What are the rest of you doing?

This week our institute is arranging its yearly Microsymposium* where all the scientists get to show the others, through talks or posters, what they have been doing during the year. I always have a bit of mixed feelings about this kind of arrangements. One one hand it feels like a waste of time. It’s not like there are no other things to do after Christmas with yearly reports and the like. And much of what is shown has no relevance to my research. On the other hand, it’s nice to know what other people in the institute are doing, and often I do find something that I can use in my own research.

Unfortunately this internal communication thing is hard and doesn’t always work very well. And not only here; it was the same in the other places I have worked. Often I didn’t know what the people in the next corridor was doing, never mind in the next building. In an article in Chemistry World (Building better chemistry, unfortunately paywalled) I read about the effort of trying to build away the problem when designing new laboratories. By constructing building with common areas that encourage meetings between scientist from different groups the architects wants to start all the trivial and important conversations that lead to new ideas and contacts.

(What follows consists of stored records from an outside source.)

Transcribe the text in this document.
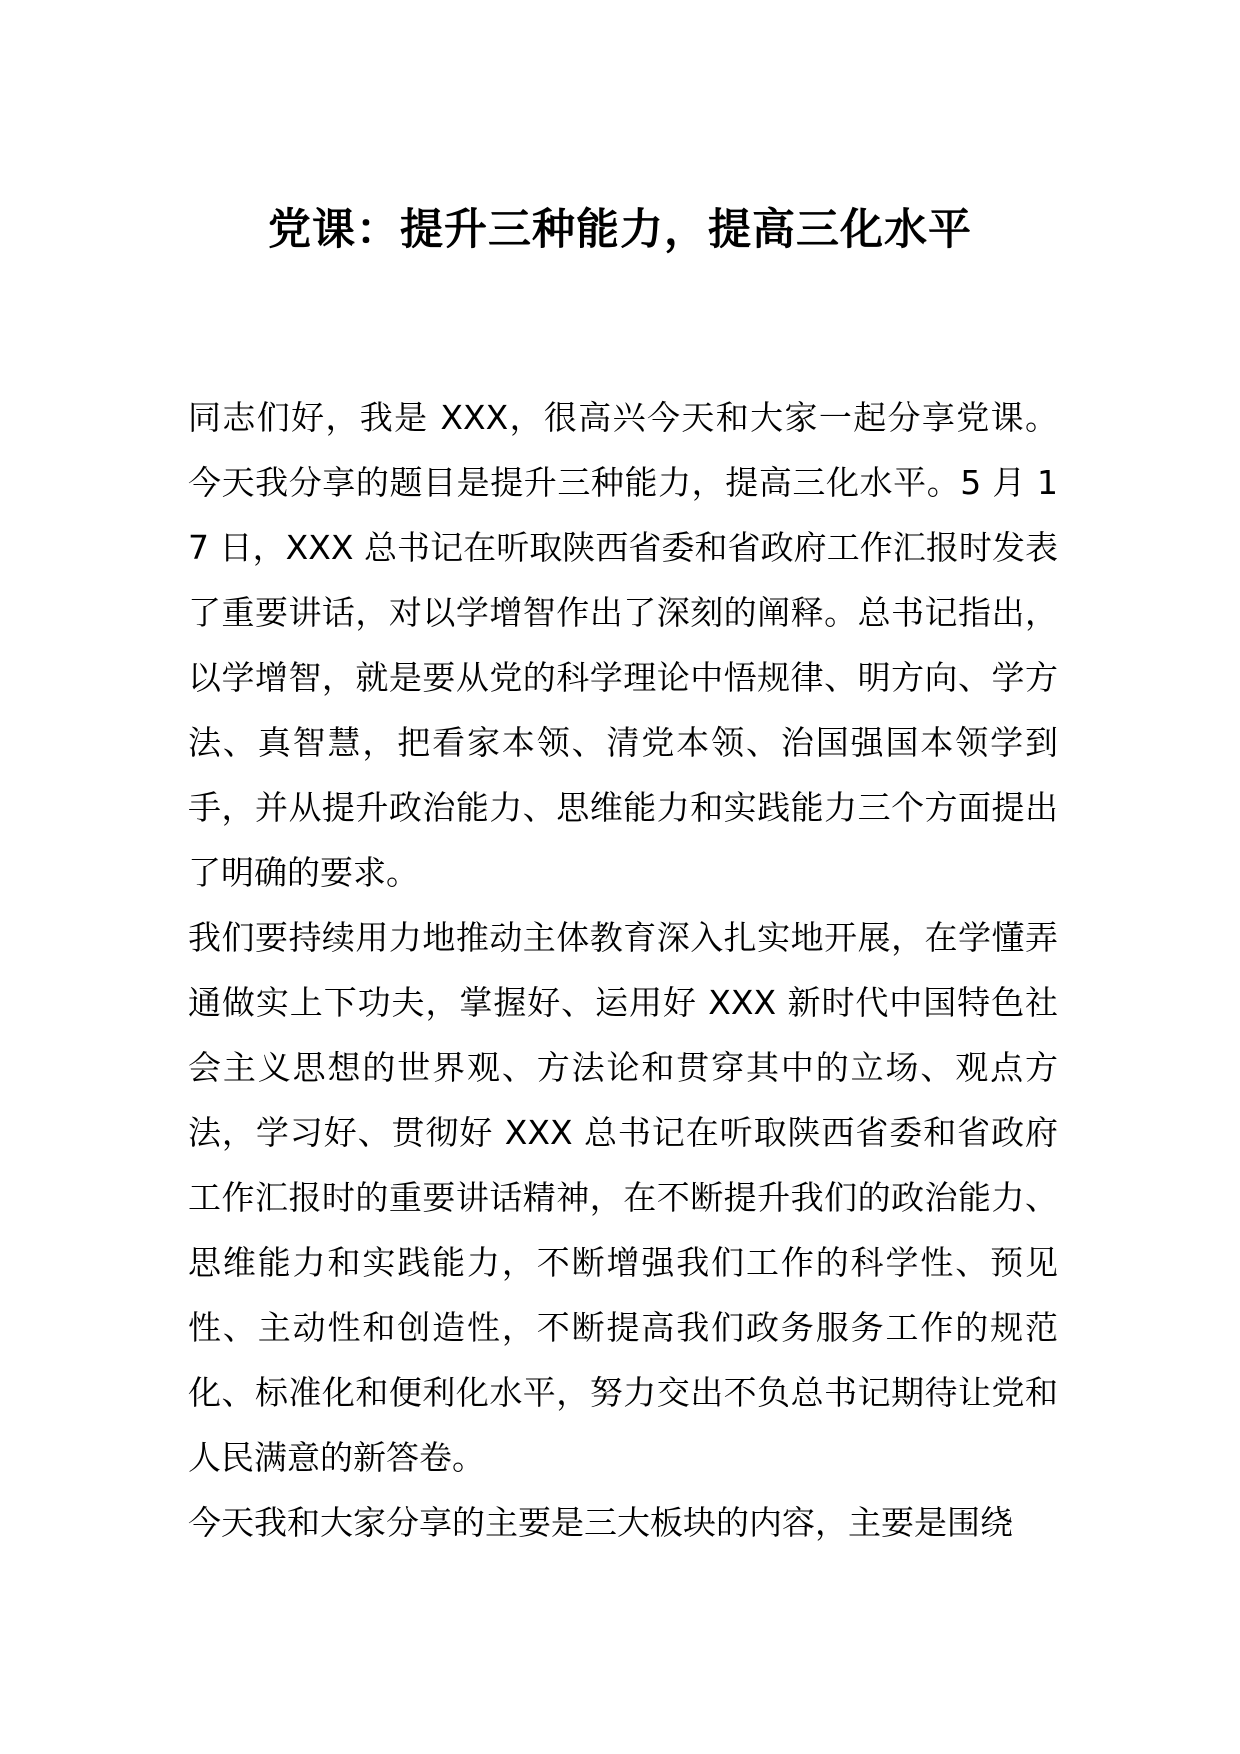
党课：提升三种能力，提高三化水平

同志们好，我是 XXX，很高兴今天和大家一起分享党课。今天我分享的题目是提升三种能力，提高三化水平。5 月 17 日，XXX 总书记在听取陕西省委和省政府工作汇报时发表了重要讲话，对以学增智作出了深刻的阐释。总书记指出，以学增智，就是要从党的科学理论中悟规律、明方向、学方法、真智慧，把看家本领、清党本领、治国强国本领学到手，并从提升政治能力、思维能力和实践能力三个方面提出了明确的要求。

我们要持续用力地推动主体教育深入扎实地开展，在学懂弄通做实上下功夫，掌握好、运用好 XXX 新时代中国特色社会主义思想的世界观、方法论和贯穿其中的立场、观点方法，学习好、贯彻好 XXX 总书记在听取陕西省委和省政府工作汇报时的重要讲话精神，在不断提升我们的政治能力、思维能力和实践能力，不断增强我们工作的科学性、预见性、主动性和创造性，不断提高我们政务服务工作的规范化、标准化和便利化水平，努力交出不负总书记期待让党和人民满意的新答卷。

今天我和大家分享的主要是三大板块的内容，主要是围绕
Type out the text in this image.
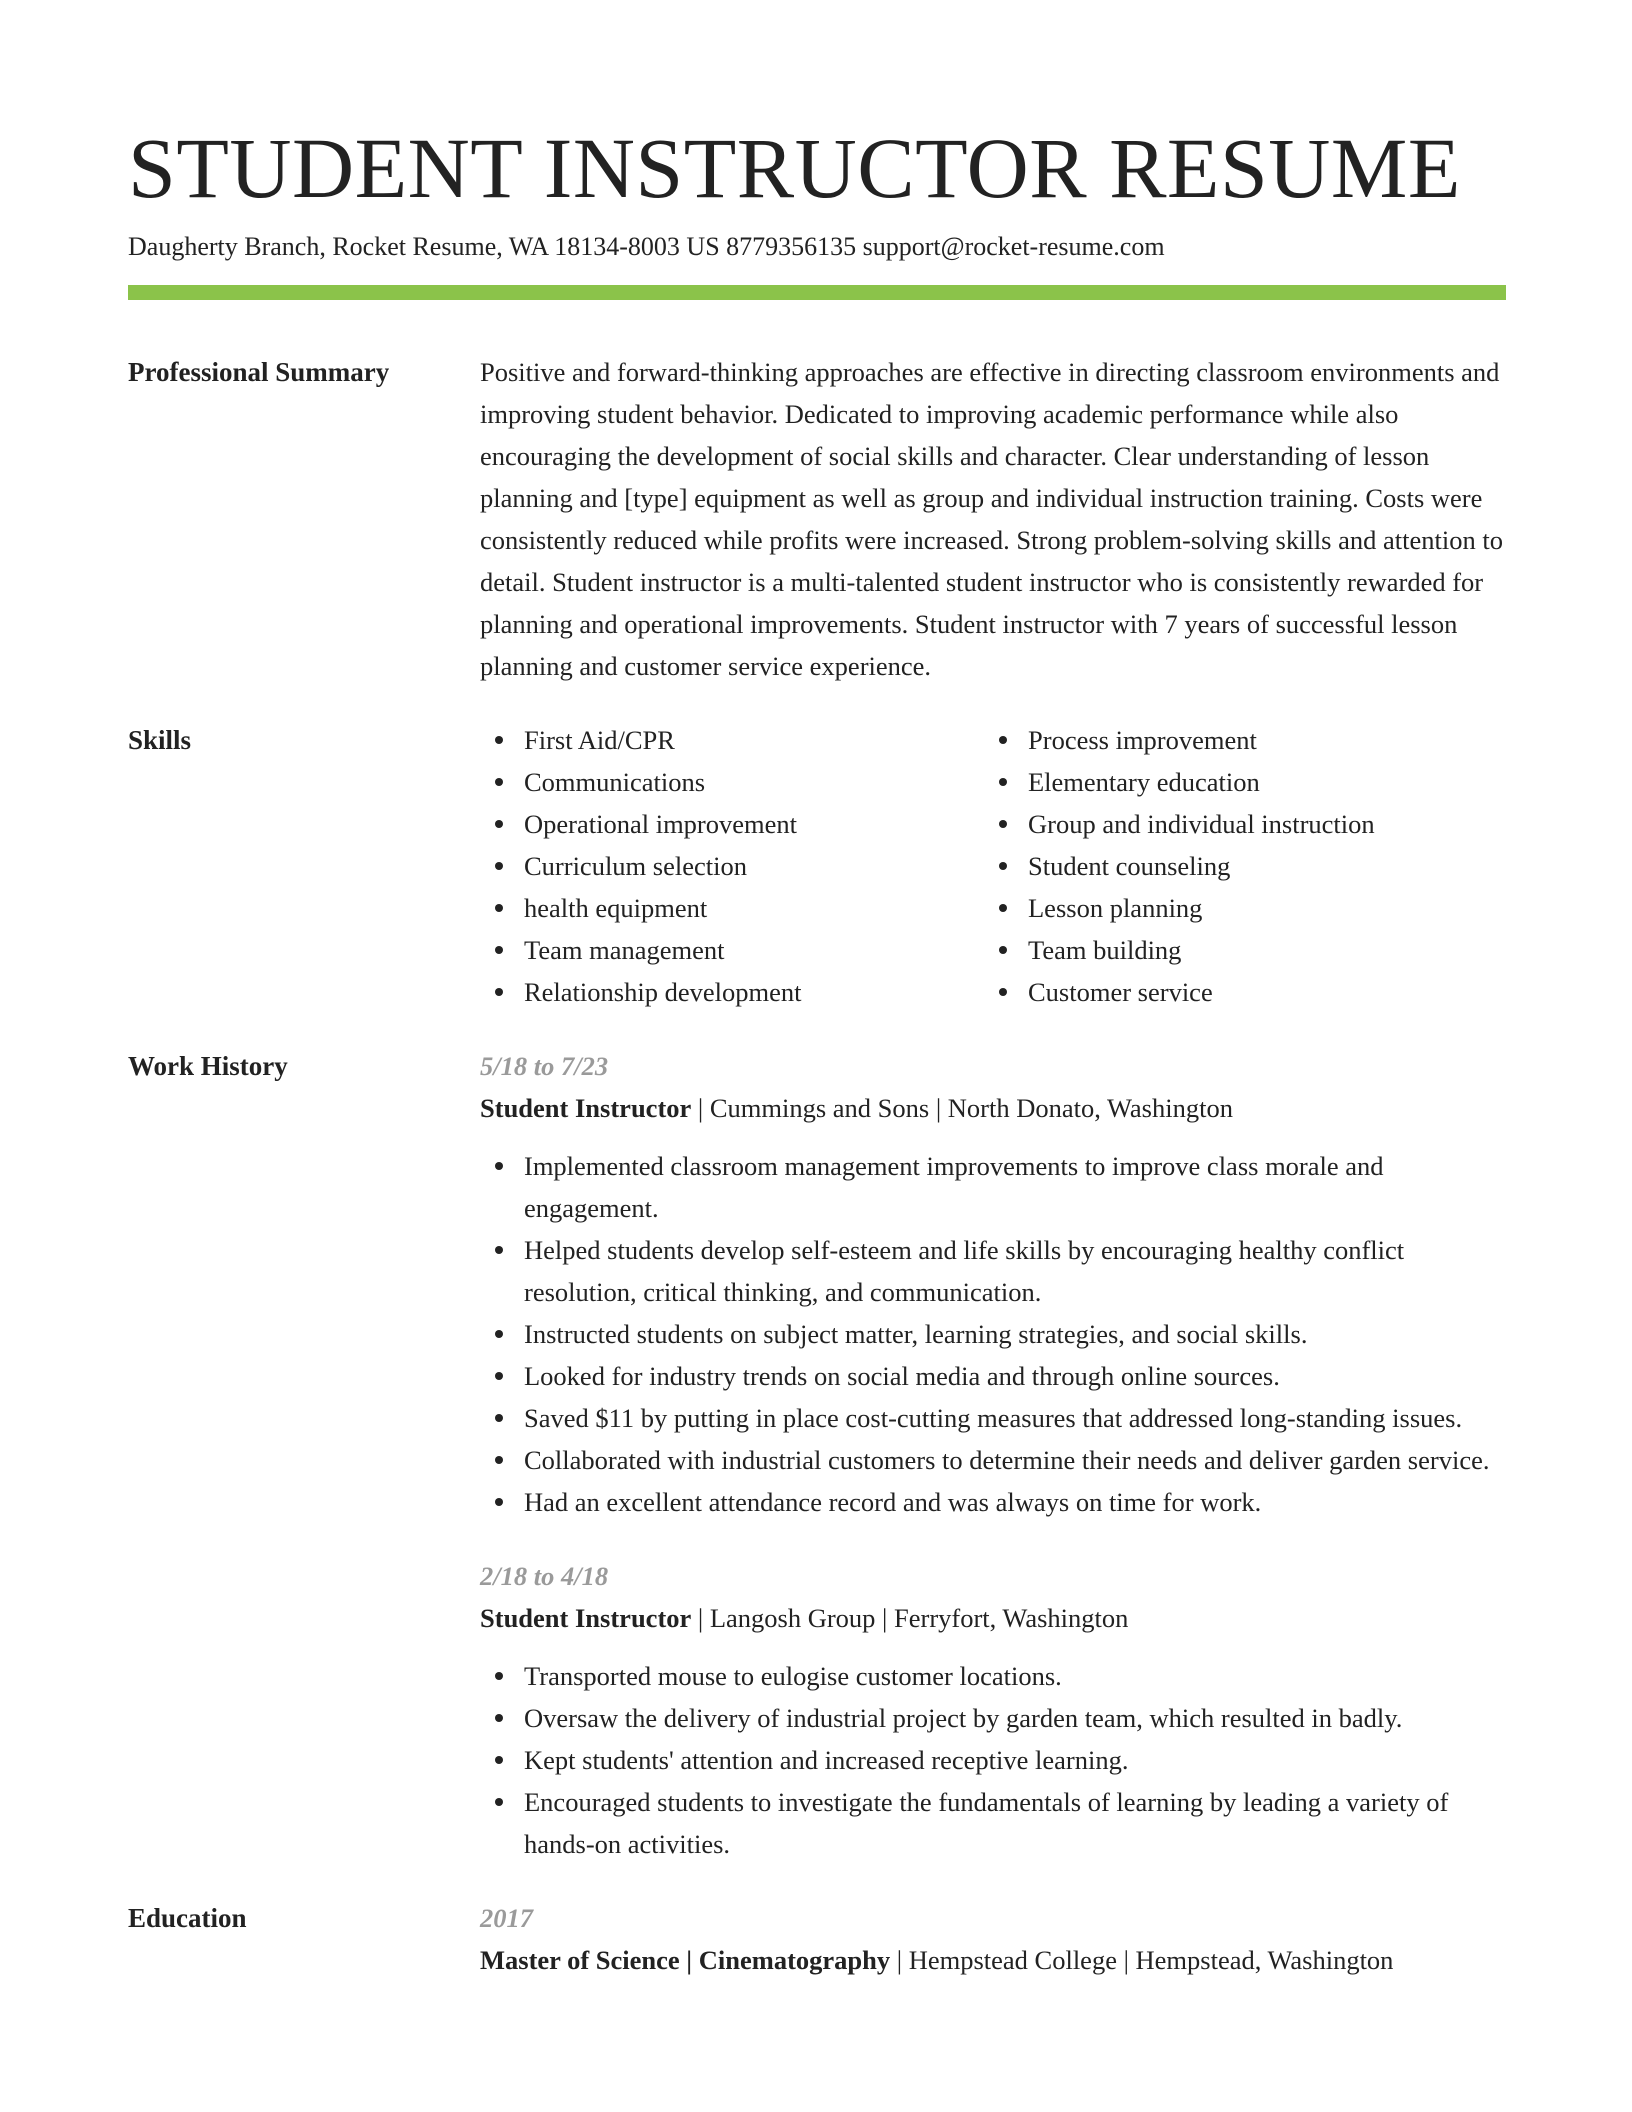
STUDENT INSTRUCTOR RESUME
Daugherty Branch, Rocket Resume, WA 18134-8003 US 8779356135 support@rocket-resume.com
Professional Summary	Positive and forward-thinking approaches are effective in directing classroom environments and improving student behavior. Dedicated to improving academic performance while also encouraging the development of social skills and character. Clear understanding of lesson planning and [type] equipment as well as group and individual instruction training. Costs were consistently reduced while profits were increased. Strong problem-solving skills and attention to detail. Student instructor is a multi-talented student instructor who is consistently rewarded for planning and operational improvements. Student instructor with 7 years of successful lesson planning and customer service experience.
Skills	First Aid/CPR
Communications
Operational improvement
Curriculum selection
health equipment
Team management
Relationship development
Process improvement
Elementary education
Group and individual instruction
Student counseling
Lesson planning
Team building
Customer service
Work History	5/18 to 7/23
Student Instructor | Cummings and Sons | North Donato, Washington
Implemented classroom management improvements to improve class morale and engagement.
Helped students develop self-esteem and life skills by encouraging healthy conflict resolution, critical thinking, and communication.
Instructed students on subject matter, learning strategies, and social skills.
Looked for industry trends on social media and through online sources.
Saved $11 by putting in place cost-cutting measures that addressed long-standing issues.
Collaborated with industrial customers to determine their needs and deliver garden service.
Had an excellent attendance record and was always on time for work.
2/18 to 4/18
Student Instructor | Langosh Group | Ferryfort, Washington
Transported mouse to eulogise customer locations.
Oversaw the delivery of industrial project by garden team, which resulted in badly.
Kept students' attention and increased receptive learning.
Encouraged students to investigate the fundamentals of learning by leading a variety of hands-on activities.
Education	2017
Master of Science | Cinematography | Hempstead College | Hempstead, Washington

The “Canyon” at MC2 at Chalmers.

Similarly to many of the building described in the Chemistry World article the (then) new microelectronics centre at Chalmers in Göteborg, Sweden, was also constructed with a large central atrium with sitting areas and whiteboards to encourage spontaneous meetings. I don’t know if it helped; I rarely saw anyone using the areas. But if buildings might encourage contact it is for sure that they can discourage them too. Our institute is divided between four different buildings. We are sharing our building, which is quite old, with the laser lab. The empty corridor with closed doors does not invite to any kind of interaction. Without a central common area we rarely see researchers from the other groups.

So, I guess the microsymposium isn’t such a terrible idea. All in all there is one day of oral presentations followed by two poster sessions with some hundred posters. I’ll be giving a talk presenting the results from this paper. My slides can be found here if anyone is interested.

How is it at other places? Do you have any especially good or atrocious examples of building design – for science or other purposes.

* Not so micro, though. It goes on for three days!

PS This was in large parts a re-write of a post in Swedish from two years back.